Em “O Canto do Melro”, “os tempos não acompanham “nem o Sol nem a Lua, nem os meses do calendário”. Tudo por boa culpa de um padre que combateu “o colonialismo, o despotismo do Estado, a tirania do mercado, que fez da Igreja o espaço e a qualidade dos afectos”.
Foi este padre singular que eu conheci em 1990. Foi com ele que caminhei pelo município de Machico, testemunhando o carinho com que era saudado pelas suas gentes. Falámos durante horas a fio e dessa conversa saiu uma reportagem intitulada: “O medo é o maior partido da Madeira”, que teve chamada de primeira página no Jornal de Notícias, periódico no qual, então, exercia o meu ofício de repórter.

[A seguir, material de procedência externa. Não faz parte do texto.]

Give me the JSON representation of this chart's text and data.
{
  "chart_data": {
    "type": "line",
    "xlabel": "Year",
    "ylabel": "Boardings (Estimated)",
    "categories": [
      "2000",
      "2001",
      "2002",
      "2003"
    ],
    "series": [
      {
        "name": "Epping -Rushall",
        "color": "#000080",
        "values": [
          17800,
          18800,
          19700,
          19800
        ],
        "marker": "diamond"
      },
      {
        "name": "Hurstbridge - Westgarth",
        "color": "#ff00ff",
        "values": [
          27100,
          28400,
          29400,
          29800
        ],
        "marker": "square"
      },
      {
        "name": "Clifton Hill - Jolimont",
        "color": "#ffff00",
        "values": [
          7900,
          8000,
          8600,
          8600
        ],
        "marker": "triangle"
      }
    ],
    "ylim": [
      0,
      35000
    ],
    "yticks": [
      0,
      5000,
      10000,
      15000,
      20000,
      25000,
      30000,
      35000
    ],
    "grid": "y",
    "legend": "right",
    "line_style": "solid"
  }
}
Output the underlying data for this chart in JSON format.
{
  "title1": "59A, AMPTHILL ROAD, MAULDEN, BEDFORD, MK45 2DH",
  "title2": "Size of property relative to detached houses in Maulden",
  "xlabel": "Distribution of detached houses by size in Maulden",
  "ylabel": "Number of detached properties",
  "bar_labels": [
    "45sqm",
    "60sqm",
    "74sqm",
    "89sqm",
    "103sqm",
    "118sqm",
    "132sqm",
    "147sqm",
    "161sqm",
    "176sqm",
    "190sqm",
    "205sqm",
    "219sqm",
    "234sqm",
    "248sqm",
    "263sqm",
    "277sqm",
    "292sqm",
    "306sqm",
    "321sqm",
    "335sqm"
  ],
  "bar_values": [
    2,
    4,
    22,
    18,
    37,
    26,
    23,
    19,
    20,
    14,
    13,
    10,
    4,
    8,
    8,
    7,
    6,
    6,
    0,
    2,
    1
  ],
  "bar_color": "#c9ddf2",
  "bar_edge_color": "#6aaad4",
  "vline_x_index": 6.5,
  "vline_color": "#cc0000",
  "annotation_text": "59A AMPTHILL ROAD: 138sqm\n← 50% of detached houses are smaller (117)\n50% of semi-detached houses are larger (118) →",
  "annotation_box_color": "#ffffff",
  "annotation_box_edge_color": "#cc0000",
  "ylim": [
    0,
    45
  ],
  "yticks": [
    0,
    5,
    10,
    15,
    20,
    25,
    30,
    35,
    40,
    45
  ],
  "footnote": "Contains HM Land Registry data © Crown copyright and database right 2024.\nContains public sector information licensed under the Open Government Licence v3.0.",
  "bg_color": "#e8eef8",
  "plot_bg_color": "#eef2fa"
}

Ciente de que os jornais nascem e morrem todos os dias, em 2004, integrei essa peça jornalística no meu livro “Português Suave – Cuidado com o Cão”, que partilho, agora, com os nossos leitores. Não por vaidade bacoca, mas como testemunho do exemplar combate do padre Martins Júnior ao soba-show que, durante 37 longos anos, fez do medo o maior partido da Madeira.
Nota:
1 – Historiadora, professora universitária e investigadora, Raquel Varela é autora de “A História do PCP na Revolução dos Cravos” (em 2011), de “História do Povo na Revolução Portuguesa – 1974-75” (em 2014), de “Breve História da Europa” (em 2018) e de “Breve História de Portugal – A Era Contemporânea (1807-2020)” (em 2023), entre outras obras. Tem mais de quarenta livros publicados ou editados. É especialista em “História do 25 de Abril” e também em “História das Revoluções no Século XX”. Foi agraciada com vários prémios, entre eles, o Prémio da Associação Ibero-Americana de Comunicação/Universidade de Oviedo, em Espanha, pelo seu contributo para a História Global do Trabalho e dos Movimentos Sociais. Em 2020, foi distinguida com a bolsa de investigação Simone Veil, Project Europe-Universidade de Munique. É presidente do Observatório para as Condições de Vida e Trabalho.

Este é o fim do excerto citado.